I'm so thankful that I didn't actually post the entry that I can only vaguely remember writing last night. I hadn't planned on going out last night, but my mom invited me to hang out with a group of her friends, and after a couple drinks, I decided that I might as well stay out, so I went to the karaoke bar (with a couple other stops thrown in beforehand). I had a really good time, met some new people, and generally was way more forward/outgoing than I usually am. Unfortunately, I was also more forward/outgoing than I'm now comfortable with.I sort of had an "audition" for singing in a band - got to talking to a guy & a girl who have a band, and might kind of be looking for someone for rythm guitar/vocal work. I'm really glad I was outgoing enough to talk with them about it, and even to sing something for them to hear, but I also know that I was three sheets to the wind, and there's no way I could have sounded any good. I *did* mention this to her, so who knows? I'm obviously not expecting anything, but I can count it as one more step towards coming out of my self-imposed shell.

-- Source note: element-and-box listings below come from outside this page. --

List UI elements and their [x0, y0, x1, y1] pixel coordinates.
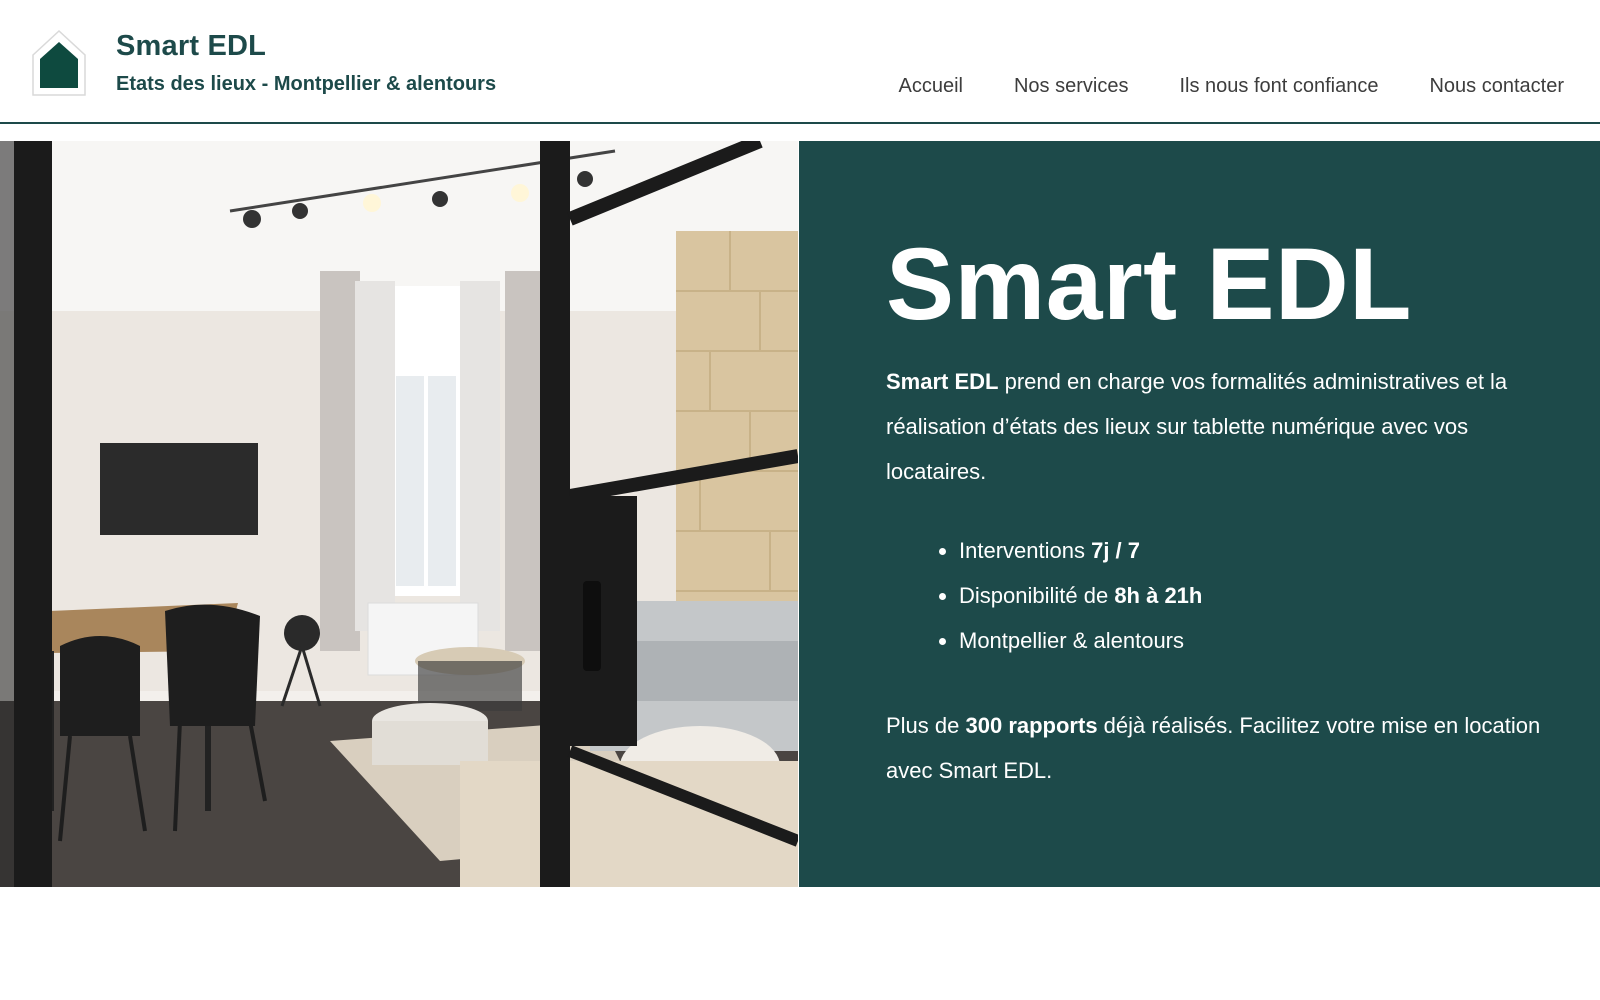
house-icon[interactable] [31, 29, 87, 97]
brand-title[interactable]: Smart EDL [116, 30, 266, 63]
hero-outro: Plus de 300 rapports déjà réalisés. Faci… [886, 703, 1546, 793]
main-nav: Accueil Nos services Ils nous font confi… [899, 75, 1565, 98]
hero-photo [0, 141, 798, 887]
outro-strong: 300 rapports [965, 713, 1098, 738]
bullet-text: Montpellier & alentours [959, 628, 1185, 653]
list-item: Disponibilité de 8h à 21h [959, 573, 1202, 618]
bullet-text: Interventions [959, 538, 1092, 563]
list-item: Montpellier & alentours [959, 618, 1202, 663]
nav-link-contact[interactable]: Nous contacter [1429, 75, 1564, 98]
bullet-text: Disponibilité de [959, 583, 1115, 608]
brand-subtitle: Etats des lieux - Montpellier & alentour… [116, 73, 497, 95]
hero-panel: Smart EDL Smart EDL prend en charge vos … [799, 141, 1600, 887]
features-list: Interventions 7j / 7 Disponibilité de 8h… [886, 528, 1202, 663]
intro-brand: Smart EDL [886, 369, 999, 394]
site-header: Smart EDL Etats des lieux - Montpellier … [0, 0, 1600, 124]
list-item: Interventions 7j / 7 [959, 528, 1202, 573]
outro-prefix: Plus de [886, 713, 966, 738]
hero-intro: Smart EDL prend en charge vos formalités… [886, 359, 1546, 494]
bullet-strong: 7j / 7 [1091, 538, 1140, 563]
nav-link-accueil[interactable]: Accueil [899, 75, 963, 98]
hero-section: Smart EDL Smart EDL prend en charge vos … [0, 141, 1600, 887]
bullet-strong: 8h à 21h [1114, 583, 1203, 608]
nav-link-confiance[interactable]: Ils nous font confiance [1179, 75, 1378, 98]
hero-heading: Smart EDL [886, 227, 1412, 341]
nav-link-services[interactable]: Nos services [1014, 75, 1128, 98]
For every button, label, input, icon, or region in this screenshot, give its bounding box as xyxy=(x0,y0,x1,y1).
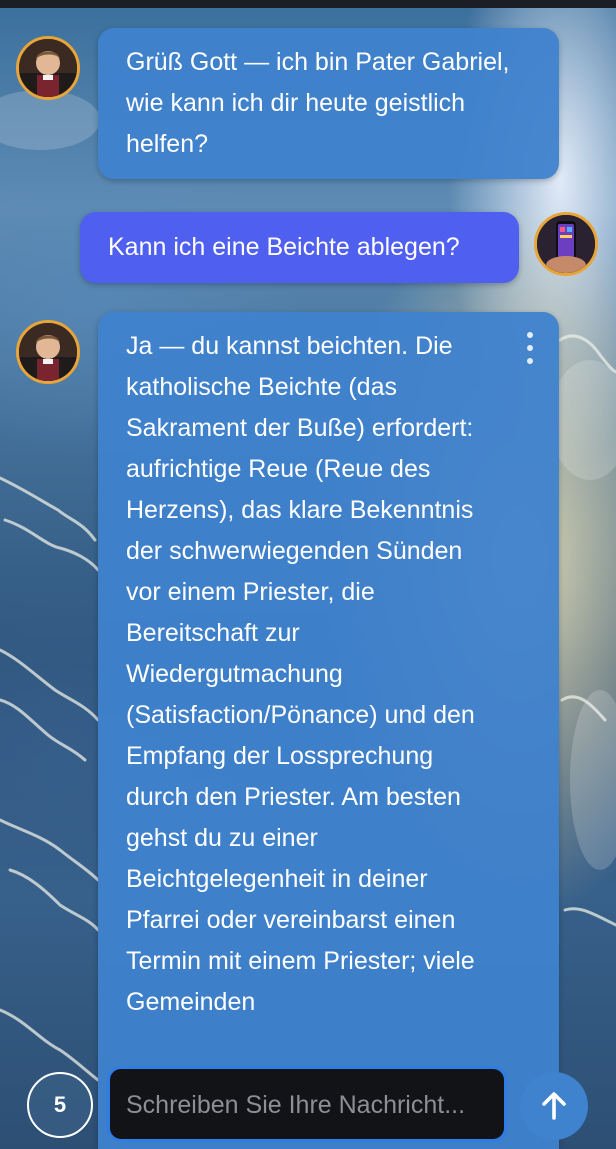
message-input[interactable] xyxy=(124,1069,498,1141)
assistant-message-bubble: Ja — du kannst beichten. Die katholische… xyxy=(98,312,559,1149)
priest-avatar xyxy=(16,36,80,100)
send-button[interactable] xyxy=(520,1072,588,1140)
status-strip xyxy=(0,0,616,8)
priest-avatar xyxy=(16,320,80,384)
user-message-bubble: Kann ich eine Beichte ablegen? xyxy=(80,212,519,283)
assistant-message-text: Ja — du kannst beichten. Die katholische… xyxy=(126,332,475,1016)
assistant-message-bubble: Grüß Gott — ich bin Pater Gabriel, wie k… xyxy=(98,28,559,179)
more-vertical-icon[interactable] xyxy=(523,332,537,364)
message-counter-badge: 5 xyxy=(27,1072,93,1138)
composer-bar: 5 xyxy=(0,1062,616,1149)
arrow-up-icon xyxy=(542,1092,566,1120)
assistant-message-text: Grüß Gott — ich bin Pater Gabriel, wie k… xyxy=(126,48,510,158)
message-input-wrapper[interactable] xyxy=(107,1066,507,1142)
user-phone-avatar xyxy=(534,212,598,276)
user-message-text: Kann ich eine Beichte ablegen? xyxy=(108,233,460,261)
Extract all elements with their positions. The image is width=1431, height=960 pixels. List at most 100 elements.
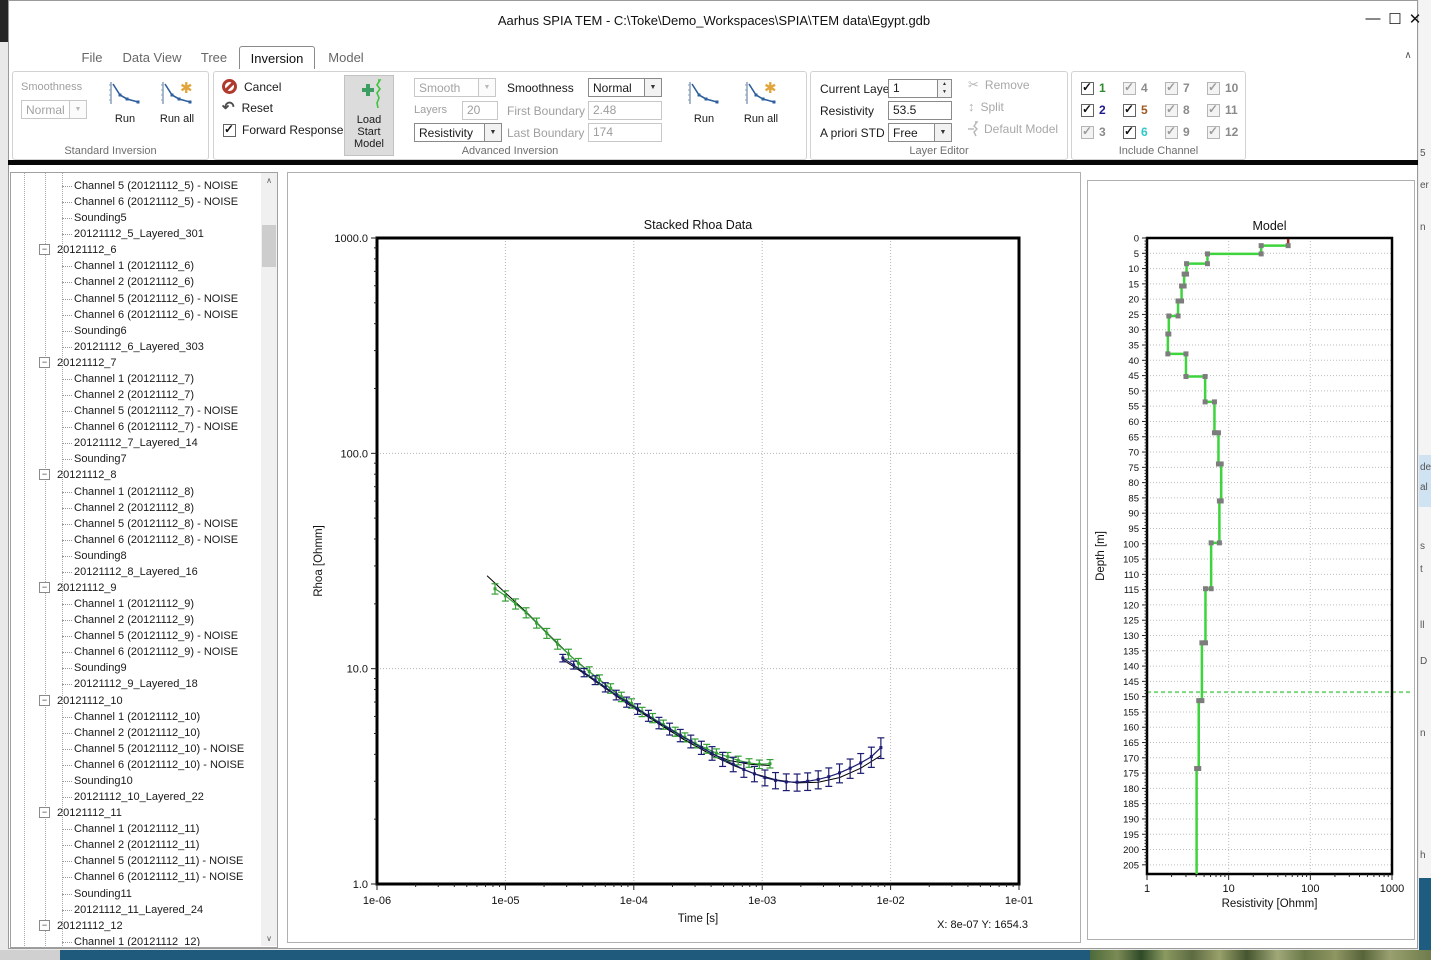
first-boundary-input[interactable]: 2.48 [588, 101, 662, 120]
tree-item[interactable]: Channel 5 (20121112_6) - NOISE [11, 291, 261, 307]
tree-item[interactable]: −20121112_10 [11, 693, 261, 709]
tree-item[interactable]: Sounding8 [11, 548, 261, 564]
tree-item[interactable]: 20121112_6_Layered_303 [11, 339, 261, 355]
advanced-run-all-button[interactable]: ✱ Run all [733, 80, 789, 125]
tree-item[interactable]: 20121112_10_Layered_22 [11, 789, 261, 805]
tree-item[interactable]: Channel 6 (20121112_8) - NOISE [11, 532, 261, 548]
display-mode-select[interactable]: Resistivity ▼ [414, 123, 502, 142]
model-chart[interactable]: Model05101520253035404550556065707580859… [1088, 181, 1416, 941]
tab-model[interactable]: Model [322, 46, 370, 69]
include-channel-1-checkbox[interactable]: 1 [1081, 81, 1106, 95]
spinner-arrows-icon[interactable]: ▲▼ [937, 80, 951, 97]
tree-item[interactable]: Sounding11 [11, 886, 261, 902]
remove-button[interactable]: ✂ Remove [968, 77, 1030, 93]
current-layer-spinner[interactable]: 1 ▲▼ [888, 79, 952, 98]
tree-expander-icon[interactable]: − [39, 244, 50, 255]
tree-item[interactable]: −20121112_11 [11, 805, 261, 821]
tree-item[interactable]: Channel 1 (20121112_8) [11, 484, 261, 500]
forward-response-checkbox[interactable]: Forward Response [223, 123, 343, 137]
tab-file[interactable]: File [70, 46, 114, 69]
tree-item[interactable]: −20121112_7 [11, 355, 261, 371]
tree-item[interactable]: Channel 5 (20121112_11) - NOISE [11, 853, 261, 869]
adv-smoothness-select[interactable]: Normal ▼ [588, 78, 662, 97]
last-boundary-input[interactable]: 174 [588, 123, 662, 142]
tree-expander-icon[interactable]: − [39, 695, 50, 706]
tree-item[interactable]: Sounding10 [11, 773, 261, 789]
checkbox-icon[interactable] [1081, 82, 1094, 95]
close-button[interactable]: ✕ [1405, 10, 1425, 28]
run-button[interactable]: Run [102, 80, 148, 125]
tree-expander-icon[interactable]: − [39, 807, 50, 818]
tree-item[interactable]: Channel 6 (20121112_10) - NOISE [11, 757, 261, 773]
tree-item[interactable]: Channel 1 (20121112_7) [11, 371, 261, 387]
default-model-button[interactable]: Default Model [966, 121, 1058, 137]
load-start-model-button[interactable]: Load Start Model [344, 75, 394, 156]
apriori-std-select[interactable]: Free ▼ [888, 123, 952, 142]
include-channel-5-checkbox[interactable]: 5 [1123, 103, 1148, 117]
tree-item[interactable]: Channel 6 (20121112_6) - NOISE [11, 307, 261, 323]
tab-data-view[interactable]: Data View [118, 46, 186, 69]
tree-item[interactable]: 20121112_9_Layered_18 [11, 676, 261, 692]
advanced-run-button[interactable]: Run [682, 80, 726, 125]
tree-item[interactable]: Channel 1 (20121112_6) [11, 258, 261, 274]
tree-item[interactable]: Channel 1 (20121112_11) [11, 821, 261, 837]
tree-item[interactable]: Channel 2 (20121112_7) [11, 387, 261, 403]
tree-item[interactable]: Channel 2 (20121112_11) [11, 837, 261, 853]
scrollbar-thumb[interactable] [262, 225, 276, 267]
tree-item[interactable]: Channel 5 (20121112_10) - NOISE [11, 741, 261, 757]
maximize-button[interactable]: ☐ [1385, 10, 1405, 28]
tree-item[interactable]: Channel 5 (20121112_8) - NOISE [11, 516, 261, 532]
layers-input[interactable]: 20 [462, 101, 498, 120]
tree-item[interactable]: Channel 2 (20121112_8) [11, 500, 261, 516]
tree-item[interactable]: −20121112_12 [11, 918, 261, 934]
checkbox-icon[interactable] [1081, 104, 1094, 117]
tree-item[interactable]: −20121112_6 [11, 242, 261, 258]
smoothness-select[interactable]: Normal ▼ [21, 100, 87, 119]
tree-item[interactable]: Channel 6 (20121112_9) - NOISE [11, 644, 261, 660]
include-channel-6-checkbox[interactable]: 6 [1123, 125, 1148, 139]
split-button[interactable]: ↕ Split [968, 99, 1004, 114]
tab-tree[interactable]: Tree [194, 46, 234, 69]
tab-inversion[interactable]: Inversion [239, 46, 315, 69]
include-channel-2-checkbox[interactable]: 2 [1081, 103, 1106, 117]
minimize-button[interactable]: — [1363, 10, 1383, 27]
tree-item[interactable]: Channel 6 (20121112_11) - NOISE [11, 869, 261, 885]
tree-item[interactable]: Channel 5 (20121112_5) - NOISE [11, 178, 261, 194]
tree-item[interactable]: Channel 1 (20121112_9) [11, 596, 261, 612]
scroll-down-icon[interactable]: ∨ [261, 931, 277, 946]
tree-item[interactable]: Channel 2 (20121112_10) [11, 725, 261, 741]
tree-item[interactable]: Channel 6 (20121112_7) - NOISE [11, 419, 261, 435]
tree-item[interactable]: 20121112_8_Layered_16 [11, 564, 261, 580]
tree-item[interactable]: 20121112_11_Layered_24 [11, 902, 261, 918]
tree-item[interactable]: 20121112_5_Layered_301 [11, 226, 261, 242]
tree-item[interactable]: −20121112_8 [11, 467, 261, 483]
tree-expander-icon[interactable]: − [39, 469, 50, 480]
tree-item[interactable]: Channel 1 (20121112_10) [11, 709, 261, 725]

I also happened to talk to the assistant dj, blondie, a couple times. The first few times were fine, but at the end of the night, (and I've no idea what my segue was) I ended up asking if she was single. There was a few-minute conversation about it, and though I can't recall all of it, I think I might have made her uncomfortable. Her band has a show this Friday, and I told her I'd be there for it. I feel like I've got to apologize, in case I *was* too forward, blame it on too much liquor, and hope that she thinks it was no big deal. At least, for a change, I actually said something, rather than pining from afar, right? Even if nothing comes from it, at least I successfully stepped out of my comfort zone, without feeling total embarrasssment the next day! (slight embarrassment, yes - total? no!)
Also, I apparently lost three hours last night. i mentioned writing an entry last night - I got on the computer this morning and it was locked up, wouldn't even show the desktop. I restarted it, and everything was gone, so I went to my typical websites to see if I posted anything stupid. I hadn't, but I did find a post from my on one site, that was made at 6am!? WTF!? I also left the tv on all night, so the only thing I can figure is that I fell asleep at the computer sometime after having gotten home between 2:30-3am, woke up around 5:30, kept surfing (because I remember looking through this particular thread before posting) went to bed without setting my alarm, and ended up being late for work today. fortunately, nobody keeps tabs on me, so I can just work late to make up the time.
Anyway, I'm trying my hardest to not let myself feel foolish for my atypical drunken behavior. Normally by now I feel like an idiot, and tell myself not to show my face around for a while. I hope that doesn't happen this time. I also hope I can eventually learn to be outgoing on my own, without drinking - I really don't like getting drunk, but right now, it's my only release.
I also hope I didn't make more of an ass of myself than I remember. That would really suck, although it might finally convince me to give it up.